Serves:6
Preparation time:1 hour
Marinating time:Up to 12 hours
Difficulty:Easy
Ingredients:
- 1kg meaty pork spare ribs
- 2 cups water
- Few slices ginger
- 2 tbsp. Chang's Original Hoisin Sauce
- 2 tbsp. Chang's Gluten Free Tamari Light Soy Sauce
- 1 tbsp. Chang's Soy Sauce Dark
- 3 cloves garlic, finely chopped
- 2 tbsp. ginger, finely chopped or grated
- 2 tbsp. brown sugar
- ½ cup water for baking
- 3 shallots diagonally shredded
Method:
- Cut ribs into 6 cm pieces and place in a large saucepan, cover with water and sliced ginger. Bring to simmering point and simmer for 15 minutes.

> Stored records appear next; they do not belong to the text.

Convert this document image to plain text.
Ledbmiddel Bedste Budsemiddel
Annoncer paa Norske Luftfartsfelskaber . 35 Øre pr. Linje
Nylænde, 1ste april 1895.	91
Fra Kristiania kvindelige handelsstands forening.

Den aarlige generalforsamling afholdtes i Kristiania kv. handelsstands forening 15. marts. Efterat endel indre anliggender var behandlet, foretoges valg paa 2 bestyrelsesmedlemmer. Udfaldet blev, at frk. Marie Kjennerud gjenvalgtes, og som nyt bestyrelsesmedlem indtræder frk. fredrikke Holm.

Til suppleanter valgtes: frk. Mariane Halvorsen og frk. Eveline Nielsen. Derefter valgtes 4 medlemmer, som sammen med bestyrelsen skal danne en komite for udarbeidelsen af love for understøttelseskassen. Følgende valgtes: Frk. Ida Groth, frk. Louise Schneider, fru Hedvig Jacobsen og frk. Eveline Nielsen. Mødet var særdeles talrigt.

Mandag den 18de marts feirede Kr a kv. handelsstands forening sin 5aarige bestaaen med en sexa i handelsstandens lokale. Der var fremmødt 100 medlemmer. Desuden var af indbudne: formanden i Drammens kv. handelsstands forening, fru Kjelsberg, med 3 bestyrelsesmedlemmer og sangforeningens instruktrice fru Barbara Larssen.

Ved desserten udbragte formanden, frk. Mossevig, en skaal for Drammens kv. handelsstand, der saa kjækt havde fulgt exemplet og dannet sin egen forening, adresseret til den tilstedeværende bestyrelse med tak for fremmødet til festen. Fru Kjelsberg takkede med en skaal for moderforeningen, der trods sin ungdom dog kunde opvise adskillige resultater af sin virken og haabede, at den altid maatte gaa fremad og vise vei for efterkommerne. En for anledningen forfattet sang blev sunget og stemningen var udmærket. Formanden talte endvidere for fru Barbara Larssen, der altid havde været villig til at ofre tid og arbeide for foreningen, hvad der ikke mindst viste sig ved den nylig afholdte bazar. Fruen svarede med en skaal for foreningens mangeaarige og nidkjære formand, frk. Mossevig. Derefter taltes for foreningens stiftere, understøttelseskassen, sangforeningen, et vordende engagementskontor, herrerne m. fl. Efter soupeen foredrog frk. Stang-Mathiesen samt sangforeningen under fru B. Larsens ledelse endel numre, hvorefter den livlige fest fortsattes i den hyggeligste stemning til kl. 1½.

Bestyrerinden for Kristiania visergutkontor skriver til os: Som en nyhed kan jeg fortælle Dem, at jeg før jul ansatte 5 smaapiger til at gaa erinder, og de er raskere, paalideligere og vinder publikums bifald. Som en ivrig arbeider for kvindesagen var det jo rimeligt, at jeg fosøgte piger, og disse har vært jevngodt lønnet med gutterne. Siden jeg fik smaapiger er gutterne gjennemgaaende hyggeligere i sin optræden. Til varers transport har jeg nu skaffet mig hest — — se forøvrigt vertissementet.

- Drain and rinse under cold water. Put ribs in a large bowl.
- Combine the Chang's sauces with garlic, ginger and sugar. Pour mixture over ribs. You can cook the ribs immediately, or they can marinate in the hoisin mixture, covered, in the fridge overnight.
- Place the ribs in a baking dish, pour ½ cup of water in the bottom of the dish and bake in a preheated moderate oven (180C) for 40 minutes.
- Serve hot sprinkled with the shredded shallots and with some steamed rice.
Tips:
- Simmering them beforehand reduces the fat and keeps them tender.
- Tamari is soy sauce made without using wheat, so it is not only gluten free but also wheat free.
- The entire spring onion can be used for cooking. Use the white round part to add flavour. Finely slice the dark green parts and add to stir-fries or use as garnish.